Mark adds via e-mail (paragraphs are from two separate messages):
I’m pretty sure some of the New Guinea data I’m looking at shows segmental nasals ONLY appearing in coda positions, phonologically, though due to nasal spreading from nasal vowels they are heard in onsets as well, if there’s no other recourse.
To elaborate briefly on the nasals: in Damal there are three phonetic nasals, predictably [m], [n] and [ŋ]. [ŋ] only ever appears as a coda; [m] and [n] do their best to appear in coda positions always (including VNV sequences), but can be found in onsets if they have to be (#NV# sequences are found), but there’s strong evidence that these are underlying /D/ + nasalised vowel).
I wrote back:
Speaking of nasals: in all varieties of Spanish, there are three phonemic nasals (bilabial /m/, alveolar /n/, and palatal /ɲ/), as determined by contrasts that surface word-internally before vowels (i.e., in onset position).
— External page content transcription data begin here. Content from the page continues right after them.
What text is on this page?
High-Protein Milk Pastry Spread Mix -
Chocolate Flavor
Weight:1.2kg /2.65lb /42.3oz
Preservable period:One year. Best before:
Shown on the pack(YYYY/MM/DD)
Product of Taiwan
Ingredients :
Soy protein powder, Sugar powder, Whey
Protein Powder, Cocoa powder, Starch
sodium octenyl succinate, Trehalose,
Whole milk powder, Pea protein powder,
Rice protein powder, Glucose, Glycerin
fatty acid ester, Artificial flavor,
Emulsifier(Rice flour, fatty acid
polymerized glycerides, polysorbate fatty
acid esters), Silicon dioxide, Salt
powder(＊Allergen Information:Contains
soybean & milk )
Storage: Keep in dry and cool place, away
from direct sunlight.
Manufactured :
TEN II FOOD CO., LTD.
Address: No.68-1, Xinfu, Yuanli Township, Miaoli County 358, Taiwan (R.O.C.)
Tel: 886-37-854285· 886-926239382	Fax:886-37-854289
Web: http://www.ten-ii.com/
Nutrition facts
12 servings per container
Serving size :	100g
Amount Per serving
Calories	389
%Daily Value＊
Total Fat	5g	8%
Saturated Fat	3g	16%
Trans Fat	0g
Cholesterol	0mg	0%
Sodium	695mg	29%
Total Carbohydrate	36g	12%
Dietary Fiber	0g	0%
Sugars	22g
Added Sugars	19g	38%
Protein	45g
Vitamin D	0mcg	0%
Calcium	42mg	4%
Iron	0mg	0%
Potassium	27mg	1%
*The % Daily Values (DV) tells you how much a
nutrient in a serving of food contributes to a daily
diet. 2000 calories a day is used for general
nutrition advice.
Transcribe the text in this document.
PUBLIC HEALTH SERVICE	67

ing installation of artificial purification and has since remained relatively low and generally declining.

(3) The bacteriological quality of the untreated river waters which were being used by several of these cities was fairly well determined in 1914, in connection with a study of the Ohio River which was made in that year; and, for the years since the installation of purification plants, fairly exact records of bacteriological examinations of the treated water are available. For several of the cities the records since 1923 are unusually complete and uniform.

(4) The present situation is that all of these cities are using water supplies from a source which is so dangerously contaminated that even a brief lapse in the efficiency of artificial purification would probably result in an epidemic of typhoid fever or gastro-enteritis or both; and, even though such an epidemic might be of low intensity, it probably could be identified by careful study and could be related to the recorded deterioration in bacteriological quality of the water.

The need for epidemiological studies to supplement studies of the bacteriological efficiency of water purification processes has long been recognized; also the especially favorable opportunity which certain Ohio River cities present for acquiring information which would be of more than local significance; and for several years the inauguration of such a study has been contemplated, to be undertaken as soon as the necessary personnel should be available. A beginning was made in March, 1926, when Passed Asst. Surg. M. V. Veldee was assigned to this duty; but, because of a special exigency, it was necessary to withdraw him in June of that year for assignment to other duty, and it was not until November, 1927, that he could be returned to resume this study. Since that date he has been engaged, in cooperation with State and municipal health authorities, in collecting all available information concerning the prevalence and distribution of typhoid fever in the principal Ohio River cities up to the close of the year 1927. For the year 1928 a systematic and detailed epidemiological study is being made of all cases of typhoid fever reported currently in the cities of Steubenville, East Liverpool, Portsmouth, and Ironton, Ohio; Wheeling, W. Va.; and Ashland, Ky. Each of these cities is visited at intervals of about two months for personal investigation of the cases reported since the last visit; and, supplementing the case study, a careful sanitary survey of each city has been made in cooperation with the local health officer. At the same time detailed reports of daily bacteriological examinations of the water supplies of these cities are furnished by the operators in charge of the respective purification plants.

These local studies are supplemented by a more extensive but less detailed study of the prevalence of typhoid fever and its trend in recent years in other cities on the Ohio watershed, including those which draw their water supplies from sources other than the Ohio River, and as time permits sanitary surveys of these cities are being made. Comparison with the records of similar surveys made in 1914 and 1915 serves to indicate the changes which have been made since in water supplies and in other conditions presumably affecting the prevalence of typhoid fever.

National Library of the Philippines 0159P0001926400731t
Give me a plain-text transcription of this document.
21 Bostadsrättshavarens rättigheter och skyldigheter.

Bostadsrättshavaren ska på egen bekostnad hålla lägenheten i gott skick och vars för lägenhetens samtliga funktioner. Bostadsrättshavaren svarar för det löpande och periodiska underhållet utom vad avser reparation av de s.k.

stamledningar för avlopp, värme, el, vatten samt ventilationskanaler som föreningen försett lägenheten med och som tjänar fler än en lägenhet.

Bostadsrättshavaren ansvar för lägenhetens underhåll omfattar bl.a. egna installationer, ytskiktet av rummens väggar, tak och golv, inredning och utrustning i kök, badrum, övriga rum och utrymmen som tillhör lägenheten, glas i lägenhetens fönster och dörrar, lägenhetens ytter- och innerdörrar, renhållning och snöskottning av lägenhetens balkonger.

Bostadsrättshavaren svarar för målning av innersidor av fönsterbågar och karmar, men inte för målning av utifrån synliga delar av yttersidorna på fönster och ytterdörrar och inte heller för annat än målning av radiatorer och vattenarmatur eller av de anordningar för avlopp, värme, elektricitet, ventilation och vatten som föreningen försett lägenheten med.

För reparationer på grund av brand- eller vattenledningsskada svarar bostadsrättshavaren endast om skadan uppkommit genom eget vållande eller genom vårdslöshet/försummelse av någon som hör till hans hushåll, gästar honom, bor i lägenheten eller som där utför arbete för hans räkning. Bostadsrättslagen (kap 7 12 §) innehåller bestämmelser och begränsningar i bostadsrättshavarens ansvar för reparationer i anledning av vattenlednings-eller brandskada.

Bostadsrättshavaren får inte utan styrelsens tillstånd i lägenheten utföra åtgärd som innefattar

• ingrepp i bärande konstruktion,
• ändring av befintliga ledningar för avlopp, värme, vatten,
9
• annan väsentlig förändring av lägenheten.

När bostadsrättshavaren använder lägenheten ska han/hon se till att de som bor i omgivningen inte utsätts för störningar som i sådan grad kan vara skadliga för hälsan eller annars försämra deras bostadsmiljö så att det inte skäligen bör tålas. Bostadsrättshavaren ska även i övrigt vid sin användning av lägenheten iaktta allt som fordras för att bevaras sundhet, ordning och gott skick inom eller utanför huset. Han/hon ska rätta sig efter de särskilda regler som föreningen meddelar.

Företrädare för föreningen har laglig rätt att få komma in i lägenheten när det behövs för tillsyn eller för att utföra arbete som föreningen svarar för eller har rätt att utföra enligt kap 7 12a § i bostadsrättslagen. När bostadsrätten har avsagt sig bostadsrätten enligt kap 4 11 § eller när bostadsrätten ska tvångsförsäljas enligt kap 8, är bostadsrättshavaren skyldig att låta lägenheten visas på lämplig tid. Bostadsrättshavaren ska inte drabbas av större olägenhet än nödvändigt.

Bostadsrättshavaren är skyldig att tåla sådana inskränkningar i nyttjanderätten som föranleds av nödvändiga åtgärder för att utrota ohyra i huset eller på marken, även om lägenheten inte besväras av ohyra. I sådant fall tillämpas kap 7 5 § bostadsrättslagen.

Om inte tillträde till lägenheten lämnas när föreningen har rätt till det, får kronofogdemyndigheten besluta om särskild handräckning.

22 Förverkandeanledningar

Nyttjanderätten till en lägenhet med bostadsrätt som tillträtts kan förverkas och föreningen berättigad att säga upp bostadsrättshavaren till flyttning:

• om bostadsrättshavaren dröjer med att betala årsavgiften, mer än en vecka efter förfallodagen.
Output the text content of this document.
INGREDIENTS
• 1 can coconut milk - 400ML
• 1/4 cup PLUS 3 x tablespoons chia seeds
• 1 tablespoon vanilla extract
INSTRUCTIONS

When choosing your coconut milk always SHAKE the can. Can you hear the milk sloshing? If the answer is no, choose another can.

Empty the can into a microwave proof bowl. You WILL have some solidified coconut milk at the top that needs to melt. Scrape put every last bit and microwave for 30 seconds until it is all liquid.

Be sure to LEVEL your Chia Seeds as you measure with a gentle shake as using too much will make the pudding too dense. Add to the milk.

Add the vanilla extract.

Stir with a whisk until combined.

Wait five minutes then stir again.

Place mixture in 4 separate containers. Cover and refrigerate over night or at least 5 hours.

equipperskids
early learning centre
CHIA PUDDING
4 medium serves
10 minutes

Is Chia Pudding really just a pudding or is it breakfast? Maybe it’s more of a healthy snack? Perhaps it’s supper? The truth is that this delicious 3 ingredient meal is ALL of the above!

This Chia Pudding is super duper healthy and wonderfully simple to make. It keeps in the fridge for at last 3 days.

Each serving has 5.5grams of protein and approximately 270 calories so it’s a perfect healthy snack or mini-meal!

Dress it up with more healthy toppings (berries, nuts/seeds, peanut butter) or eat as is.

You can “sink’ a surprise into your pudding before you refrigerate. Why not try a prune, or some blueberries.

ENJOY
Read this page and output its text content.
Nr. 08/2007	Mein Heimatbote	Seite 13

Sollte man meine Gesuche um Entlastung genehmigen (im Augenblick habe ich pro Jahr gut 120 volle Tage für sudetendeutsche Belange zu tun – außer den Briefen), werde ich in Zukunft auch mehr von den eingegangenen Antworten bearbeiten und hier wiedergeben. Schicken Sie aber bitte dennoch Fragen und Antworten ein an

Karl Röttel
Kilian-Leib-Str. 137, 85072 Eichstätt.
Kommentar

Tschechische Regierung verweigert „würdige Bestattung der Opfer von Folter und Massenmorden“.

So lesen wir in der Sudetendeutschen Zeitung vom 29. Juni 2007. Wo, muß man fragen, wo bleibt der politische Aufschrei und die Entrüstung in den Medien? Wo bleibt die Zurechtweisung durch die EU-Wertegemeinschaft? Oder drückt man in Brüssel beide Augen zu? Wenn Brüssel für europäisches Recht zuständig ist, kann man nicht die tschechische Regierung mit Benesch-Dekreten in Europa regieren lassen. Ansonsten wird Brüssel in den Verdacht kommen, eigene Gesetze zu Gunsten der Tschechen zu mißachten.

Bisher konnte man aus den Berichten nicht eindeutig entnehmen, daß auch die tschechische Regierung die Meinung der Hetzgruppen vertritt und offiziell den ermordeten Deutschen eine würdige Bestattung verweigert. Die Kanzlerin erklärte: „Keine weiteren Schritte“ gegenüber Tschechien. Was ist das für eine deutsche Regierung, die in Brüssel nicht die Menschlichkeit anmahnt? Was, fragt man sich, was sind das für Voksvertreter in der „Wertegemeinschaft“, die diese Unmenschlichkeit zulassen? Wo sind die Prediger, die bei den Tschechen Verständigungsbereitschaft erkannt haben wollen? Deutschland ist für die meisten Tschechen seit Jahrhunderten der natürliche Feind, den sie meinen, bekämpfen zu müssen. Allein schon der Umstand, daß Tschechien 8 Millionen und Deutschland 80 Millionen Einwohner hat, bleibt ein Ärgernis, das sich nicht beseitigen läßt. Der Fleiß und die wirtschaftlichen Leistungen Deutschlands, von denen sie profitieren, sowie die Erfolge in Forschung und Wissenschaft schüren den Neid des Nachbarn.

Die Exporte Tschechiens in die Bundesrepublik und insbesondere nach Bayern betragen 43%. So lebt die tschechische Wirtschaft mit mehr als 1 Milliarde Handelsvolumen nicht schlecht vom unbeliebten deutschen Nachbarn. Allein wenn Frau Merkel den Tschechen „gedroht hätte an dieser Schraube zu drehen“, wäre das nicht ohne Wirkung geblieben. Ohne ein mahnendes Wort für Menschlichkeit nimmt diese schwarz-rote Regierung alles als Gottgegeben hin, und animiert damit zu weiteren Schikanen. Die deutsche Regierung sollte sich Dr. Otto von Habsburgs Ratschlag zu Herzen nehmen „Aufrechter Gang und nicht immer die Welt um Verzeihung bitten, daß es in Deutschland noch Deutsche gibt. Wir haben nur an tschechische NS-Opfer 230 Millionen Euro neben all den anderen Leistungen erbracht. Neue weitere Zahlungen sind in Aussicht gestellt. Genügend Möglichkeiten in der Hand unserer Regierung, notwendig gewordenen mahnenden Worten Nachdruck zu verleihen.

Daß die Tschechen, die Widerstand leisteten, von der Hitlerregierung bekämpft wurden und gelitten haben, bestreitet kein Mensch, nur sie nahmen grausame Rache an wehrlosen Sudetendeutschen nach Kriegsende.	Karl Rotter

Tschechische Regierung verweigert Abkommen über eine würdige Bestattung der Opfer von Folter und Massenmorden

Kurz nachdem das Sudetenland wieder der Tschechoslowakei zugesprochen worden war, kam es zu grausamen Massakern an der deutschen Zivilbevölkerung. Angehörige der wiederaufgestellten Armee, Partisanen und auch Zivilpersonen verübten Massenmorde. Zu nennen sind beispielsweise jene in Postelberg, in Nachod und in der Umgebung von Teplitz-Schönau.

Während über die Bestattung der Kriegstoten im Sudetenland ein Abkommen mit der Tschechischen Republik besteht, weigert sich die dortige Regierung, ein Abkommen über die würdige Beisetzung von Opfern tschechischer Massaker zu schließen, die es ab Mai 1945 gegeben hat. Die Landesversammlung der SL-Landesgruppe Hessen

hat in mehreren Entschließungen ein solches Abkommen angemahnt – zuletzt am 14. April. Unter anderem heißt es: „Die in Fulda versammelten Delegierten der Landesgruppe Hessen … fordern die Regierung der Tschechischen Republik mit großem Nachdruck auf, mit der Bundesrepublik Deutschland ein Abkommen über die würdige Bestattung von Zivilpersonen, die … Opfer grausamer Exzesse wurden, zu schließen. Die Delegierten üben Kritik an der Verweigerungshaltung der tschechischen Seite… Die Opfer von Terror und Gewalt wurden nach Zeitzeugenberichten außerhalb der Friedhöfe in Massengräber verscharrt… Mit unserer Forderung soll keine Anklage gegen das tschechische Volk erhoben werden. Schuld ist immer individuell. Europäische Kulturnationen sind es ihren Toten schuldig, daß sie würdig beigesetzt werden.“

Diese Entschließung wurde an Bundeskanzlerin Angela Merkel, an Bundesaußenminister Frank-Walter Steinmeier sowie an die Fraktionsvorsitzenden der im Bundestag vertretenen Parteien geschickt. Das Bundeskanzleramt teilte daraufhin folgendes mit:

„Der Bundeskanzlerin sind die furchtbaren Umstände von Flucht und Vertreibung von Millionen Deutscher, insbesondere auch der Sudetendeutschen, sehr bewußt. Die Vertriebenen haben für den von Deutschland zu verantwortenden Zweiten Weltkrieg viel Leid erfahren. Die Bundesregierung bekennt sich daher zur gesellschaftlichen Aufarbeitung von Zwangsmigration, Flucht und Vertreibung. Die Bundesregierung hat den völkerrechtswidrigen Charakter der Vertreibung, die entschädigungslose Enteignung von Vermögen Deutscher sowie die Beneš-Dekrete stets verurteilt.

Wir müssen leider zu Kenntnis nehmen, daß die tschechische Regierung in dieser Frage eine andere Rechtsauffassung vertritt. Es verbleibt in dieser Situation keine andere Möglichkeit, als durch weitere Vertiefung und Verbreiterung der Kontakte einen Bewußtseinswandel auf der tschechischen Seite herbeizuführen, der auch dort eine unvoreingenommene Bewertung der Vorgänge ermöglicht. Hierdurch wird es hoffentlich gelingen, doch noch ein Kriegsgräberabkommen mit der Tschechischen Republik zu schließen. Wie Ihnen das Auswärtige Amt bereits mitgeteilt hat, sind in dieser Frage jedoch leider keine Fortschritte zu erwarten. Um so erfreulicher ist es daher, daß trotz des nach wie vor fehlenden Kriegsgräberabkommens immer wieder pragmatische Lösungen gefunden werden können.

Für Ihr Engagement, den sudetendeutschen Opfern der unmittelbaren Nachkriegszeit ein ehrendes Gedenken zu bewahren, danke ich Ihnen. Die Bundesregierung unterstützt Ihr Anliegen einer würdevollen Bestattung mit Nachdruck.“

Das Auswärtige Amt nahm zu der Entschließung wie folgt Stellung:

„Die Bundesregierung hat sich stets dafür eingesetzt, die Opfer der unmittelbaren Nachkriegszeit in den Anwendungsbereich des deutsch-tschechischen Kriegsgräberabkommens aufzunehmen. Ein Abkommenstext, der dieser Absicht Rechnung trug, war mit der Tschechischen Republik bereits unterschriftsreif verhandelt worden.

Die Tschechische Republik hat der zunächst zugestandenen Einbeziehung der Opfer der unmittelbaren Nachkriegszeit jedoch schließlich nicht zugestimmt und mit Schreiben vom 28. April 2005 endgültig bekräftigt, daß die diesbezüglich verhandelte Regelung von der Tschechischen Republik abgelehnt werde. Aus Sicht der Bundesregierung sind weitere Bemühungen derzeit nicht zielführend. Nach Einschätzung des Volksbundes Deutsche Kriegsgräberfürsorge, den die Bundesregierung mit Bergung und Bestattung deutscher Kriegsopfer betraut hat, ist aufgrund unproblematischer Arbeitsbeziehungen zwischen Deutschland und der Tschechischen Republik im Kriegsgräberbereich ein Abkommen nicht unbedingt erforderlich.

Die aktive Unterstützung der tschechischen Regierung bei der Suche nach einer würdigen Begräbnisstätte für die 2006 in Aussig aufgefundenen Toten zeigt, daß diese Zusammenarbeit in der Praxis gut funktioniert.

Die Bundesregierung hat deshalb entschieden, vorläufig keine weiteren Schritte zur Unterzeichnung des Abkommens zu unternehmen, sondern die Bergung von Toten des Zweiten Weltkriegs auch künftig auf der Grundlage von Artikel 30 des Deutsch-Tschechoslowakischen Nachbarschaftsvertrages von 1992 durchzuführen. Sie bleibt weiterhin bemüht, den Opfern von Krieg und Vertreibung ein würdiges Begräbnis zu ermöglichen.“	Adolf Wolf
A nasal is neutralized syllable-finally: it either assimilates to a following consonant (resulting in one of seven phonetic nasals) or it surfaces as a default nasal word-finally. In many varieties (including the standard), the default is alveolar [n]. In others, the default is described as velar [ŋ]. In these latter varieties, what’s interesting is that the velar nasal is not one of the phonemic nasals.
I have a paper on this that cites much of the relevant literature. It includes a theory-internal argument for the position (originally taken by Trigo 1988) that the so-called velar nasal is actually a placeless nasal, which may or may not be relevant to your concerns.